The Sony DT 16-80mm promises to be the perfect general-purpose zoom for discerning Alpha DSLR owners. With an equivalent range of 24-120mm it zooms both wider and longer than the standard kit lens, and with the pedigree of respected lens company Carl Zeiss behind it, the DT 16-80mm should have few concerns in the quality department.
In use the DT 16-80mm can certainly deliver excellent results. The range is much more flexible than the kit lens, and perfect as a single general purpose zoom. The optical quality is also of a much higher standard, with our Outdoor Results and Gallery pages revealing very well-corrected images with high contrast, sharp corners and minimal coloured fringing. It also managed to squeeze a little more resolution out of the A100 in our studio tests.
So far so good, but it’s not all positive. When upgrading to a premium lens, you generally expect improvements in both optical and build quality. But sadly while the DT 16-80mm does feature superior build quality to the standard kit lens (such as a metal mounting), it’s not as big a jump as you might be hoping for. Indeed in practice the DT 16-80mm and standard 18-70mm kit lenses are surprisingly close in look and feel, and don’t represent the difference you’d experience when making a similar upgrade on a rival manufacturer’s system.
As you’d expect, the DT 16-80mm now features a manual focusing ring, a window showing distance markings and internal focusing (so the end section doesn’t rotate), but like the kit lens it uses the Alpha’s built-in AF motor and as such the auto-focus performance is relatively slow and noisy compared to rival lens-based focusing systems. The gearing and mechanics behind the manual focusing ring are also quite obvious as you turn it and don’t feel anywhere as smooth or step-less as premium lenses from rival manufacturers.
In use the auto-focusing speed and noise were actually very similar to the kit lens, which may be fine for static or slow moving subjects, but often proved frustrating with faster moving subjects. We photographed some animals with the A100 and DT 16-80mm alongside a Canon 400D / XTi with the EF-S 17-85mm and the latter beat the Sony hands down in terms of focusing speed and noise.
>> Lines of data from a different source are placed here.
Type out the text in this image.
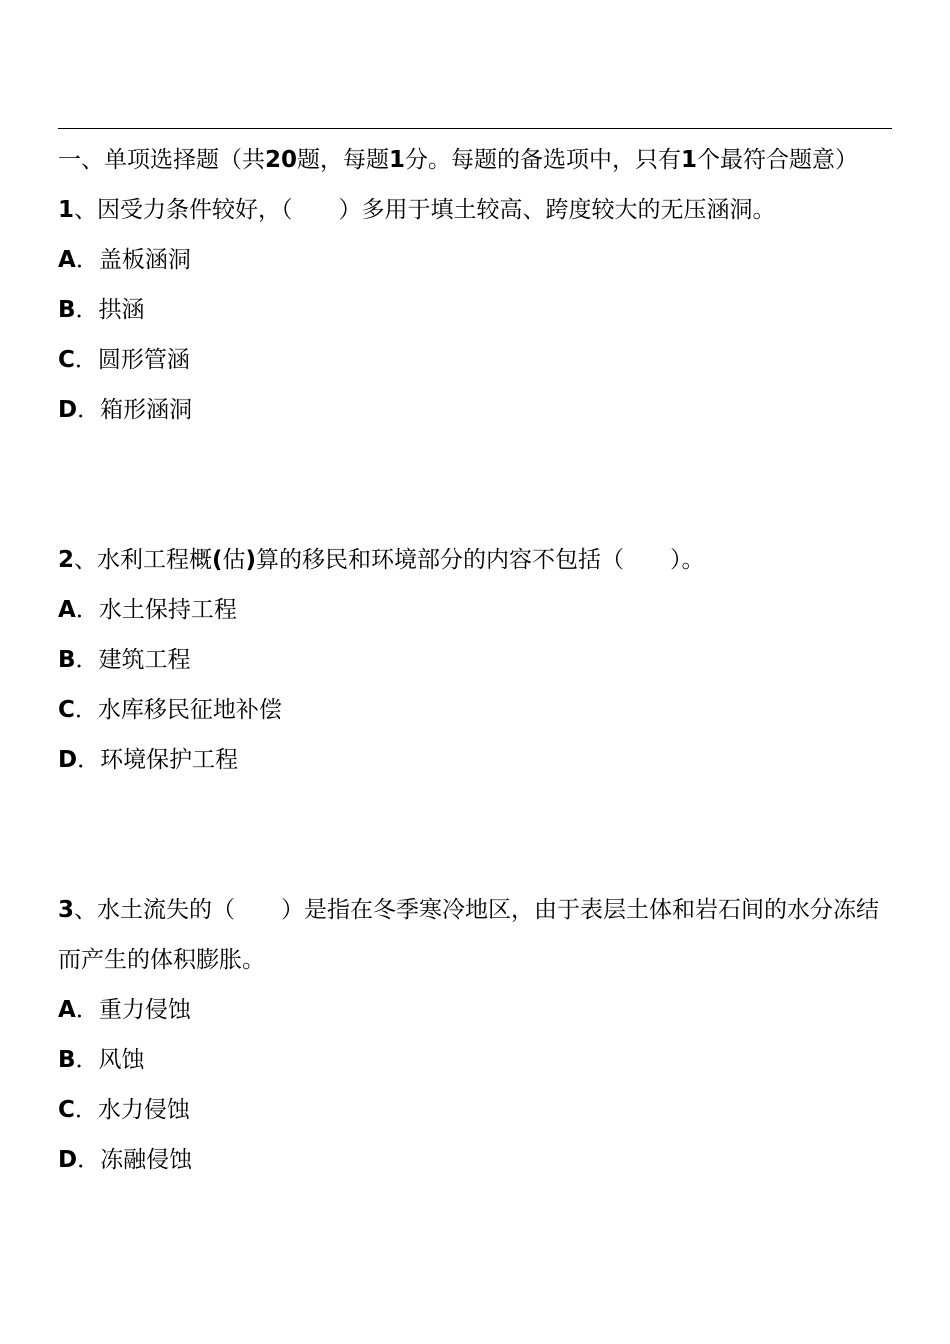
一、单项选择题（共20题，每题1分。每题的备选项中，只有1个最符合题意）

1、因受力条件较好，（　　）多用于填土较高、跨度较大的无压涵洞。

A．盖板涵洞

B．拱涵

C．圆形管涵

D．箱形涵洞

2、水利工程概(估)算的移民和环境部分的内容不包括（　　）。

A．水土保持工程

B．建筑工程

C．水库移民征地补偿

D．环境保护工程

3、水土流失的（　　）是指在冬季寒冷地区，由于表层土体和岩石间的水分冻结而产生的体积膨胀。

A．重力侵蚀

B．风蚀

C．水力侵蚀

D．冻融侵蚀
So overall the DT 16-80mm is a mixed bag, and in terms of physical characteristics we have to admit to being disappointed. Don’t get us wrong, the DT 16-80mm isn’t poorly built by any means, but equally not the jump in quality over the kit lens we had hoped for from a premium Carl Zeiss model. The focusing was also disappointingly loud and slow for anyone who’s used Canon’s USM, Nikkor’s SWM, or indeed Sony’s own SSM systems.
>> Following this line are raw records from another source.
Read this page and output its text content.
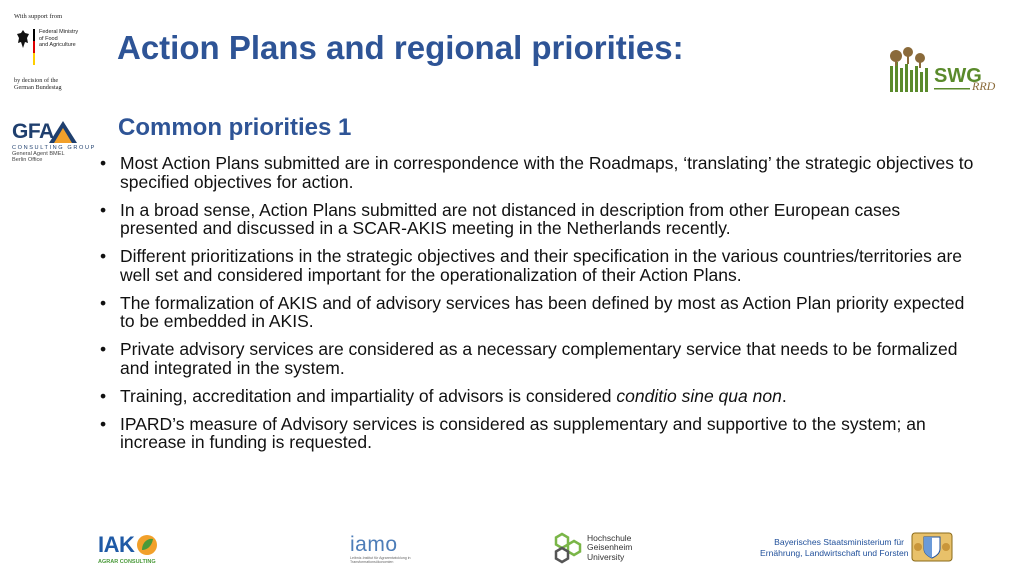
With support from
Federal Ministry
of Food
and Agriculture
by decision of the
German Bundestag
GFA
CONSULTING GROUP
General Agent BMEL
Berlin Office
Action Plans and regional priorities:
Common priorities 1
SWG
RRD
• Most Action Plans submitted are in correspondence with the Roadmaps, ‘translating’ the strategic objectives to specified objectives for action.
• In a broad sense, Action Plans submitted are not distanced in description from other European cases presented and discussed in a SCAR-AKIS meeting in the Netherlands recently.
• Different prioritizations in the strategic objectives and their specification in the various countries/territories are well set and considered important for the operationalization of their Action Plans.
• The formalization of AKIS and of advisory services has been defined by most as Action Plan priority expected to be embedded in AKIS.
• Private advisory services are considered as a necessary complementary service that needs to be formalized and integrated in the system.
• Training, accreditation and impartiality of advisors is considered conditio sine qua non.
• IPARD’s measure of Advisory services is considered as supplementary and supportive to the system; an increase in funding is requested.
IAK
AGRAR CONSULTING
iamo
Leibniz-Institut für Agrarentwicklung in Transformationsökonomien
Hochschule
Geisenheim
University
Bayerisches Staatsministerium für
Ernährung, Landwirtschaft und Forsten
But then you only have to look at our Outdoor Results and Gallery pages to see the DT 16-80mm can really deliver the goods in terms of optical quality. Sure, there’s some light fall-off when zoomed-out, but it’s not much worse than, say, Canon’s EF-S 17-85mm (which also only offers 27 to the Sony’s 24mm). Under real-life conditions, the DT 16-80mm is capable of delivering very sharp and detailed results across the entire frame, with minimal fringing and high contrast.
So if you’re after a general purpose zoom for an Alpha DSLR with a flexible range and superb optical quality, then the Sony DT 16-80mm should certainly be high on your list. If however you’re looking for a lens which focuses much quicker than the kit model or offers a significant step-up in build quality, then you may be disappointed.
As such while we were very impressed by the optical quality of this lens, the other aspects prevent it from earning our Highly Recommended award. That said, with little or no competition at the time of writing, it still represents the best overall option for anyone wanting a high quality general-purpose zoom for an Alpha DSLR. So the Sony DT 16-80mm earns our Recommended rating, but just don’t expect a big improvement over the kit lens in terms of build quality or focusing.